‘They begin with making falsehood appear like truth, and end with making truth appear like falsehood.’
Mrs. Prior knocks gently at the front-gate of the Cottage, not the little green gate so well known to the Barrys; and after a little delay Mrs. Denis’s martial strides can be heard behind it, and her voice pierces the woodwork.
‘Who’s there?’
‘It is I, Mrs. Prior.’ Mrs. Prior’s tones are soft and suave and persuasive. ‘That is you, I think, Mrs. Denis. I recognise your voice as that of an old friend. I have been here before, you know, several times, and I quite remember you. My nephew—your master, Mr. Wyndham, has at last let me know about his tenant, and I have come’—very softly this—‘to call on her.’
That she is lying horribly and with set purpose is beyond doubt. To herself she excuses herself with the old, sad, detestable fallacy, that her words are true, whatever the spirit of them may be.
Mrs. Denis, astute matron and alert Cerberus as she is (a rather comical combination), is completely taken in. She is the more ready to be deceived, in that she is at her heart, good soul! so unfeignedly glad to think that now, after all this time, her master’s people are coming forward to recognise, and no doubt make much of, the ‘purty darlin’’ under her care. Her care. Never for a moment has she admitted Miss Manning’s right to chaperon Ella, though now on excellent terms with that most excellent lady.
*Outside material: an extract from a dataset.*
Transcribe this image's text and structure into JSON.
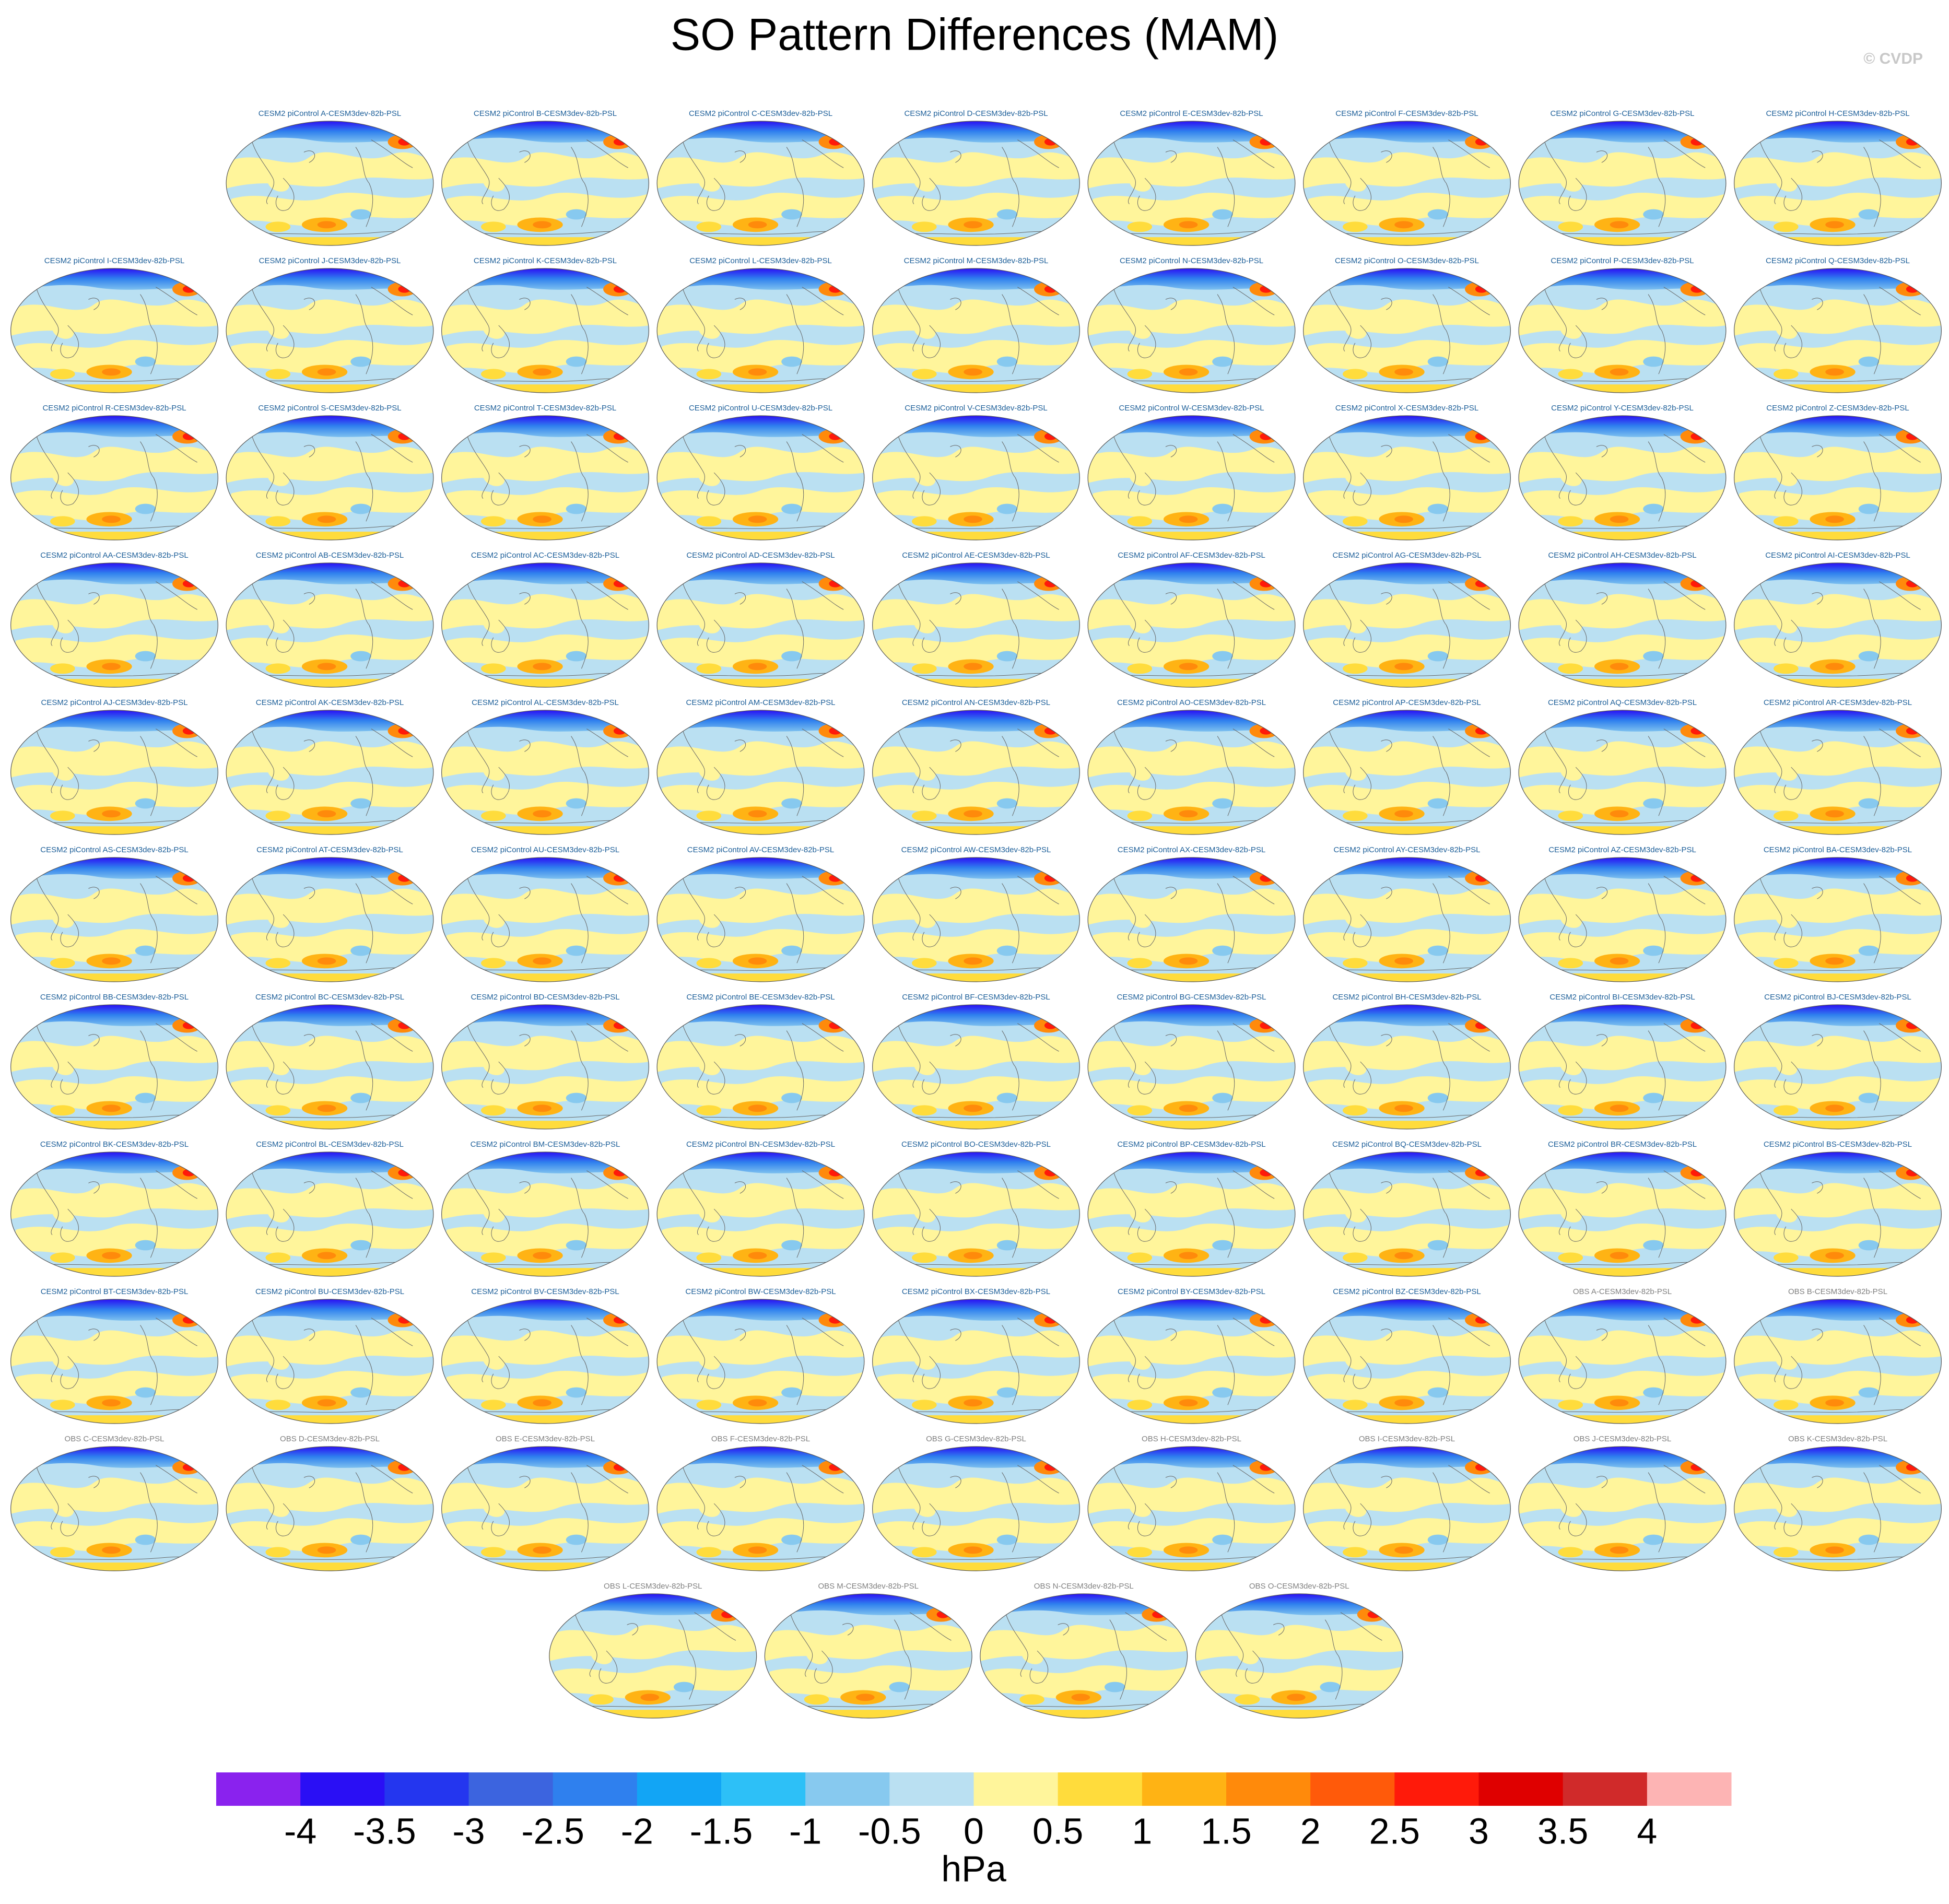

She does not answer Mrs. Prior immediately, but strokes her beard behind the gate, and smiles languidly to herself. Hah! He’s tould ’em! He’s found out for himself that he loves her! The crathure! An’ why not! Fegs, there isn’t her aqual between this and the Injies! An’, of course, it is a mark of honour designed by him to his young lady, that his aunt should come an’ pay her respects to her.
For all this, she is still cautious, and now opens the gate to Mrs. Prior by only an inch or so at a time. Mrs. Prior, on this, calmly and with the leisurely manner that belongs to her, moves forward a step or two, a step that places her parasol and her arm inside the gateway.
‘You are, I can see, a most faithful guardian,’ says she pleasantly, and with the distinctly approving tones of the superior to the efficient inferior. ‘I shall take care to tell Mr. Wyndham my opinion of you.’ The little sinister meaning in her speech is clouded in smiles. She takes another step forward that brings not only her arm and parasol, but herself, inside the gate; thus mistress of the situation, she smiles again—this time a little differently, but still with the utmost suavity.
‘This young lady?’ asks she. ‘She is in the house, no doubt? If you could let me see her without any formal introduction, it would be so much more friendly, it seems to me.’